Chemnitz oder der Niedergang der Demokratie?

Natürlich wurde das schon überall in den Medien erwähnt, aber – sorry – ich rege mich immer noch wahnsinnig auf über diese unsägliche Verlogenheit der Extremen Rechten in Chemnitz, die Krokodilstränen vergießen, in dem sie so „wütend“ ist über die Ermordung eines Deutschen. Eines Deutschen, der einen kubanischen Vater hat, und von diesen Leuten im Grunde niemals als „echter“ Deutscher gesehen würde, wenn er gerade nicht „Opfer“ wäre, und so der Rechten dient, um gegen andere Stimmung und Jagd machen kann.

Und es ist unfassbar, daß von der Bundesregierung erst heute endlich mal jemand in Chemnitz vorbeigeschaut hat, die tapfere Familienministerin Giffey.

Und der gute Herr Kretschmer kommt auch erst zum Gespräch nach Chemnitz als es eigentlich schon zu spät ist…

Was ist da eigentlich los? Abgesehen von dem Wahnsinn, daß der Haftbefehl ins Netz gestellt wurde, daß einer der möglichen Täter längst hätte abgeschoben werden sollen – und es nicht wurde.

Da geht gerade sowas von schief in Deutschland. In einem Land, in dem man doch immer so stolz darauf ist, daß alles „funktioniert“.
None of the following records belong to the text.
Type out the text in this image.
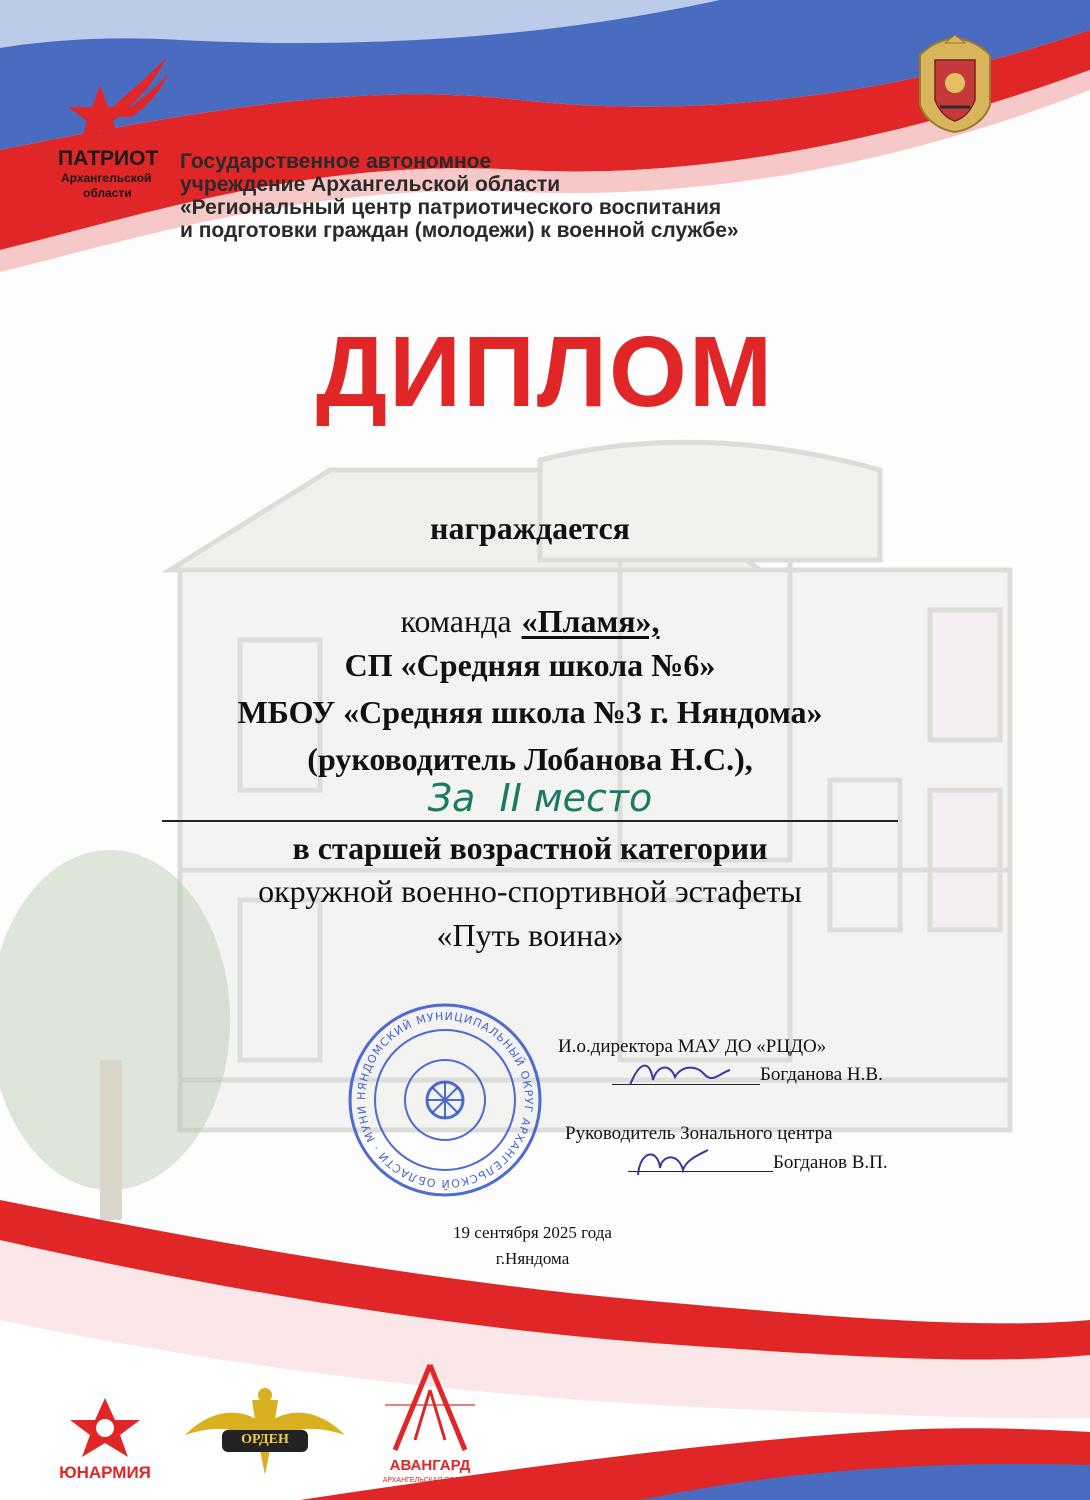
ПАТРИОТ
Архангельской
области
Государственное автономное
учреждение Архангельской области
«Региональный центр патриотического воспитания
и подготовки граждан (молодежи) к военной службе»
ДИПЛОМ
награждается
команда «Пламя»,
СП «Средняя школа №6»
МБОУ «Средняя школа №3 г. Няндома»
(руководитель Лобанова Н.С.),
За  II место
в старшей возрастной категории
окружной военно-спортивной эстафеты
«Путь воина»
НЯНДОМСКИЙ МУНИЦИПАЛЬНЫЙ ОКРУГ АРХАНГЕЛЬСКОЙ ОБЛАСТИ · МУНИ
И.о.директора МАУ ДО «РЦДО»
Богданова Н.В.
Руководитель Зонального центра
Богданов В.П.
19 сентября 2025 года
г.Няндома
ЮНАРМИЯ
ОРДЕН
АВАНГАРД
АРХАНГЕЛЬСКАЯ ОБЛАСТЬ
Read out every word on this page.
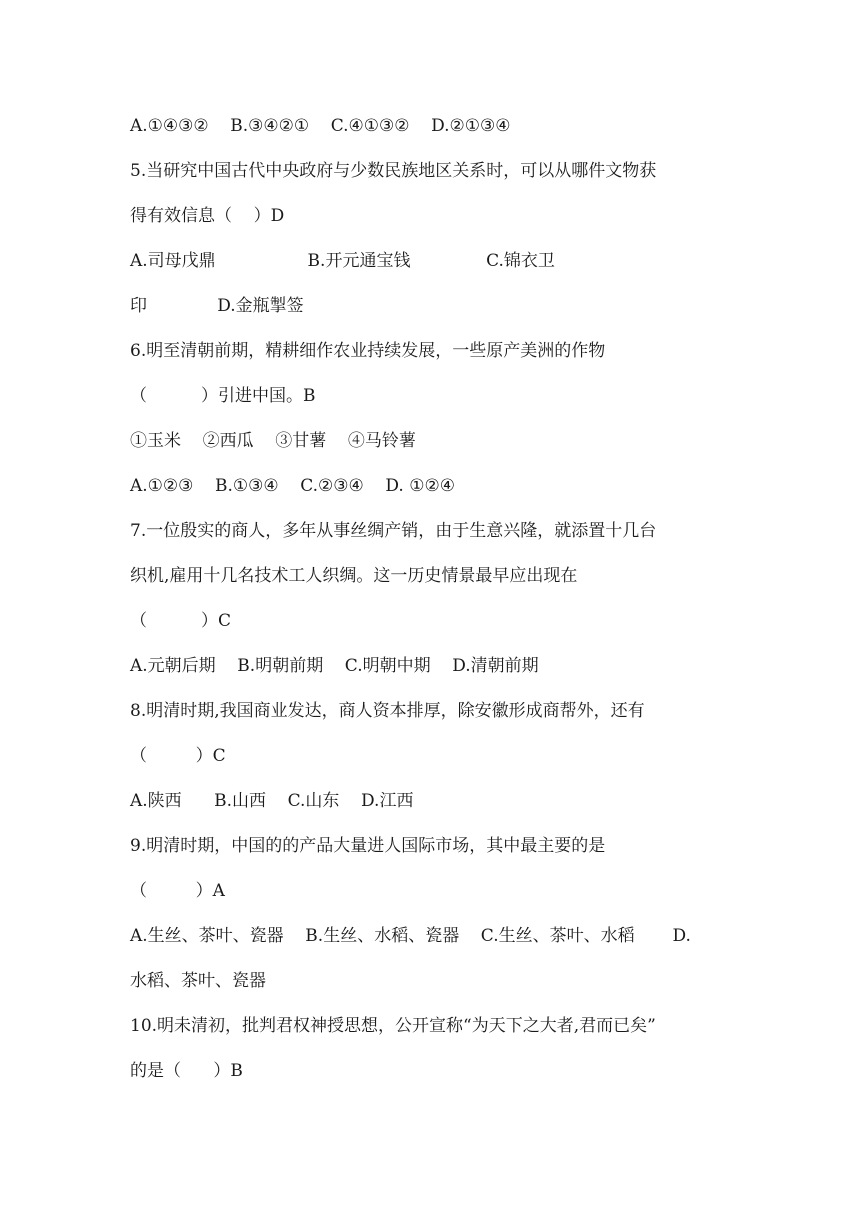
A.①④③②    B.③④②①    C.④①③②    D.②①③④

5.当研究中国古代中央政府与少数民族地区关系时，可以从哪件文物获

得有效信息（    ）D

A.司母戊鼎                 B.开元通宝钱              C.锦衣卫

印             D.金瓶掣签

6.明至清朝前期，精耕细作农业持续发展，一些原产美洲的作物

（          ）引进中国。B

①玉米    ②西瓜    ③甘薯    ④马铃薯

A.①②③    B.①③④    C.②③④    D. ①②④

7.一位殷实的商人，多年从事丝绸产销，由于生意兴隆，就添置十几台

织机,雇用十几名技术工人织绸。这一历史情景最早应出现在

（          ）C

A.元朝后期    B.明朝前期    C.明朝中期    D.清朝前期

8.明清时期,我国商业发达，商人资本排厚，除安徽形成商帮外，还有

（         ）C

A.陕西      B.山西    C.山东    D.江西

9.明清时期，中国的的产品大量进人国际市场，其中最主要的是

（         ）A

A.生丝、茶叶、瓷器    B.生丝、水稻、瓷器    C.生丝、茶叶、水稻       D.

水稻、茶叶、瓷器

10.明未清初，批判君权神授思想，公开宣称“为天下之大者,君而已矣”

的是（      ）B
Nein, das ist im Grunde alles nicht neu. Aber jetzt ist es inzwischen auch zunehmend gefährlich. Die Verdrossenheit mit der etablierten Politik wächst weiter. Im Politbarometer des ZDF kommt die AfD inzwischen auf 17% und ist damit nur noch einen Punkt hinter der SPD.

Immerhin: 76% der Deutschen machen sich Sorgen um die Demokratie. Mal sehen, ob das langfristig reicht, die AfD und die Extreme Rechte im Zaun zu halten. Oder, ob wir auch in Deutschland bald italienische, österreichische, ungarische, polnische Verhältnisse bekommen.

 

3 Gedanken zu „Chemnitz oder der Niedergang der Demokratie?

  1. Sebnitz und Mittweida grüßen. Nun also Chemnitz.

    Sehr geehrter Herr Schneider, ich schätze Ihre Berichte aus dem Nahen Osten. In Ihrer Wahrnehmung deutscher Innenpolitik liegen Sie leider völlig im Hauptstrom des wahnhaften Kollektivdenkens Ihrer Berufskollegen.

    Über die Vorgänge in Chemnitz wird so unendlich viel Gesinnungstüchtiges berichtet. Leider handelt es sich dabei ganz überwiegend um Meinungen, Interpretationen, Hörensagen und Insinuationen, nicht um neutrale Berichte, sondern um Ausmehrungen der persönlichen Befindlichkeiten und ideologischen Befangenheiten der Berichterstatter.

    Ständig wird von Ausschreitungen gehandelt: Was für Ausschreitungen konkret? Man sieht Videoausschnitte, weiß aber nicht, wer hier warum wem ein paar Meter nachrennt und warum das eigentlich eine angeblich verbreitete „Menschenjagd“ belegen soll. Man liest von Verletzten, liest aber anderswo, dass die Angriffe zu einem Gutteil von sog. Antifaschisten ausgegangen seien. Man empört sich über „Zusamenrottungen“, als wären diese nicht Synonyme für grundgesetzlich geschützte Demonstrationen.

    Ich lese die Polizeiberichte und reibe meine Augen: Wird hier der gleiche Vorgang wie in den Medien dargestellt behandelt?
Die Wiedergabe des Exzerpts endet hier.